This article was first published in the summer of 2019 as part of a 100 part series on the history of British Airways and its predecessor airlines, Imperial Airways, BOAC and BEA. You can browse the full series of 100 stories in numerical order, by theme or by decade.
Note many articles have been updated since they were first published.
There is no client / advertising agency relationship that provokes more industry comment than BA and there is no more famous airline / advertising agency relationship than BA and Charles & Maurice Saatchi.
Saatchi & Saatchi, who were of course responsible for the “Labour Isn’t Working” poster campaign for the Conservative party in 1978, secured the BA advertising account in 1983.
Businesses can learn a lot from magicians. And from their earliest days Saatchi & Saatchi understood and exploited the power of illusion to create a desired reality in the minds of clients, potential clients, suppliers, potential high talent employees and the mediaChutzpah & Chutzpah
With a mixture of extraordinary self-confidence, vision and creativity, they were responsible for “The World’s Favourite Airline” slogan as well as many notable campaigns such as “Manhattan”, “The World’s Biggest Offer”, and “Where Is Everybody?”
The relationship with Maurice & Charles Saatchi continued following their move to M&C Saatchi in the 1990s.
In 2005, the relationship ended with Bartle Bogle Hegarty securing the BA advertising account after a new tendering process that M&C Saatchi seemed destined to lose.
M&C Saatchi did not let go of the BA account lightly. They took out a double page advert in The Times the following day championing their work for BA and advising that they are now “taking new airline bookings”.

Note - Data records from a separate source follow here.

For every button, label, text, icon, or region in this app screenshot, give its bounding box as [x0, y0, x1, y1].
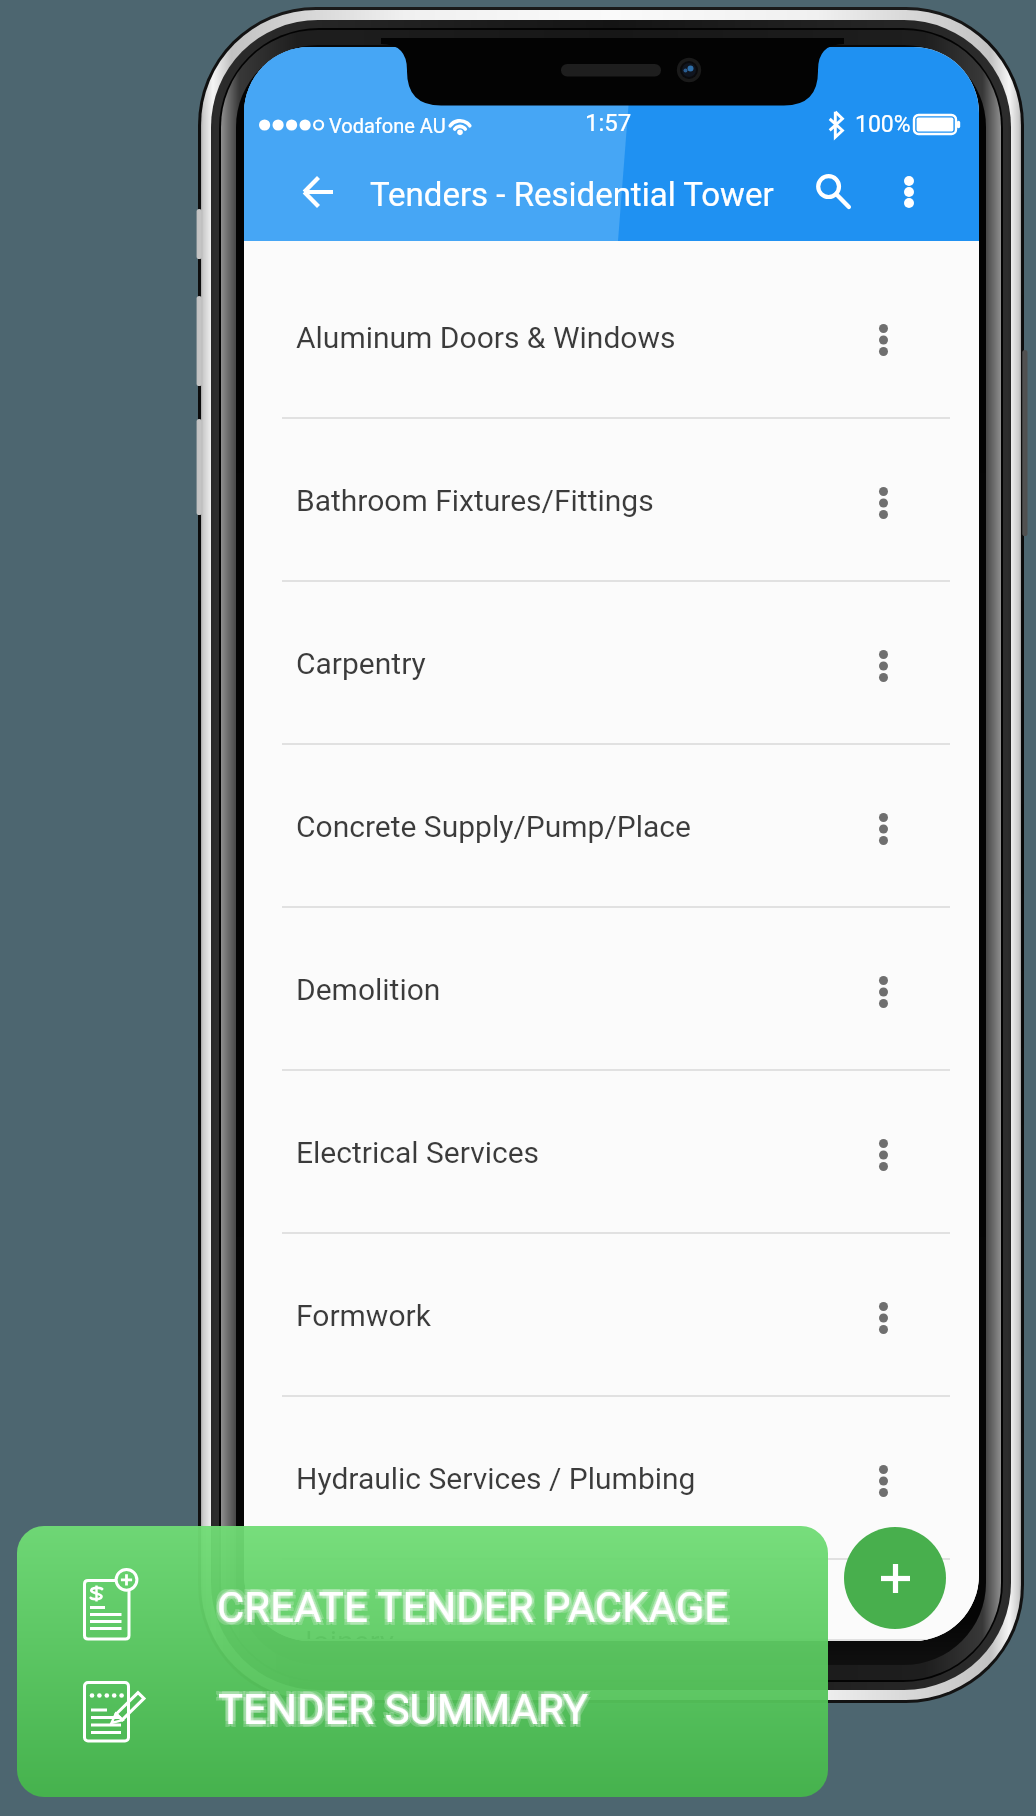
staticText: CREATE TENDER PACKAGE	[220, 1586, 732, 1635]
button[interactable]: Row options	[853, 473, 913, 533]
staticText: Bathroom Fixtures/Fittings	[296, 483, 654, 518]
staticText: TENDER SUMMARY	[218, 1683, 589, 1732]
staticText: TENDER SUMMARY	[215, 1688, 586, 1737]
button[interactable]: TENDER SUMMARY	[17, 1662, 828, 1797]
button[interactable]: Row options	[853, 1451, 913, 1511]
button[interactable]: Row options	[853, 799, 913, 859]
staticText: Demolition	[296, 972, 441, 1007]
staticText: CREATE TENDER PACKAGE	[219, 1583, 731, 1632]
staticText: Concrete Supply/Pump/Place	[296, 809, 691, 844]
staticText: TENDER SUMMARY	[220, 1685, 591, 1734]
button[interactable]: Aluminum Doors & Windows	[244, 256, 979, 419]
staticText: CREATE TENDER PACKAGE	[220, 1580, 732, 1629]
button[interactable]: Formwork	[244, 1234, 979, 1397]
staticText: CREATE TENDER PACKAGE	[217, 1583, 729, 1632]
button[interactable]: Search	[794, 152, 874, 232]
button[interactable]: Demolition	[244, 908, 979, 1071]
staticText: CREATE TENDER PACKAGE	[214, 1580, 726, 1629]
staticText: Carpentry	[296, 646, 426, 681]
staticText: TENDER SUMMARY	[218, 1685, 589, 1734]
button[interactable]: Concrete Supply/Pump/Place	[244, 745, 979, 908]
staticText: TENDER SUMMARY	[215, 1682, 586, 1731]
staticText: Aluminum Doors & Windows	[296, 320, 676, 355]
button[interactable]: Row options	[853, 1288, 913, 1348]
staticText: Vodafone AU	[329, 114, 446, 137]
button[interactable]: More options	[869, 152, 949, 232]
button[interactable]: Electrical Services	[244, 1071, 979, 1234]
staticText: TENDER SUMMARY	[221, 1682, 592, 1731]
staticText: Tenders - Residential Tower	[370, 175, 774, 214]
staticText: CREATE TENDER PACKAGE	[214, 1586, 726, 1635]
staticText: CREATE TENDER PACKAGE	[217, 1585, 729, 1634]
staticText: TENDER SUMMARY	[221, 1688, 592, 1737]
staticText: CREATE TENDER PACKAGE	[215, 1583, 727, 1632]
staticText: Electrical Services	[296, 1135, 540, 1170]
button[interactable]: CREATE TENDER PACKAGE	[17, 1526, 828, 1662]
button[interactable]: Row options	[853, 636, 913, 696]
button[interactable]: Hydraulic Services / Plumbing	[244, 1397, 979, 1560]
staticText: Hydraulic Services / Plumbing	[296, 1461, 696, 1496]
staticText: Formwork	[296, 1298, 431, 1333]
button[interactable]: Row options	[853, 1125, 913, 1185]
button[interactable]: Bathroom Fixtures/Fittings	[244, 419, 979, 582]
button[interactable]: Joinery	[244, 1560, 979, 1641]
staticText: TENDER SUMMARY	[218, 1687, 589, 1736]
staticText: 100%	[855, 111, 911, 138]
staticText: Joinery	[296, 1624, 395, 1641]
button[interactable]: Row options	[853, 310, 913, 370]
button[interactable]: Back	[278, 152, 358, 232]
button[interactable]: Add tender	[844, 1527, 946, 1629]
button[interactable]: Carpentry	[244, 582, 979, 745]
staticText: 1:57	[585, 109, 632, 137]
staticText: CREATE TENDER PACKAGE	[217, 1581, 729, 1630]
staticText: TENDER SUMMARY	[216, 1685, 587, 1734]
button[interactable]: Row options	[853, 962, 913, 1022]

They reportedly revelled in advertising industry gossip that BBH was initially having difficulty pleasing BA. Allegedly a letter was drafted headed “British Airways. Serves You Right.” with the text “Please feel free to use the strapline in your upcoming advertising. Alternatively, simply stick it to the wall and stare at it for the next few months/years.”
In 2007, Saatchi also remade “The Face” advert for the now defunct airline Silverjet “Every day, Silverjet, the world’s most sivilised airline brings a select few people together”.
However, it’s not clear at whose expense the joke was: BA’s or the client actually paying for advert.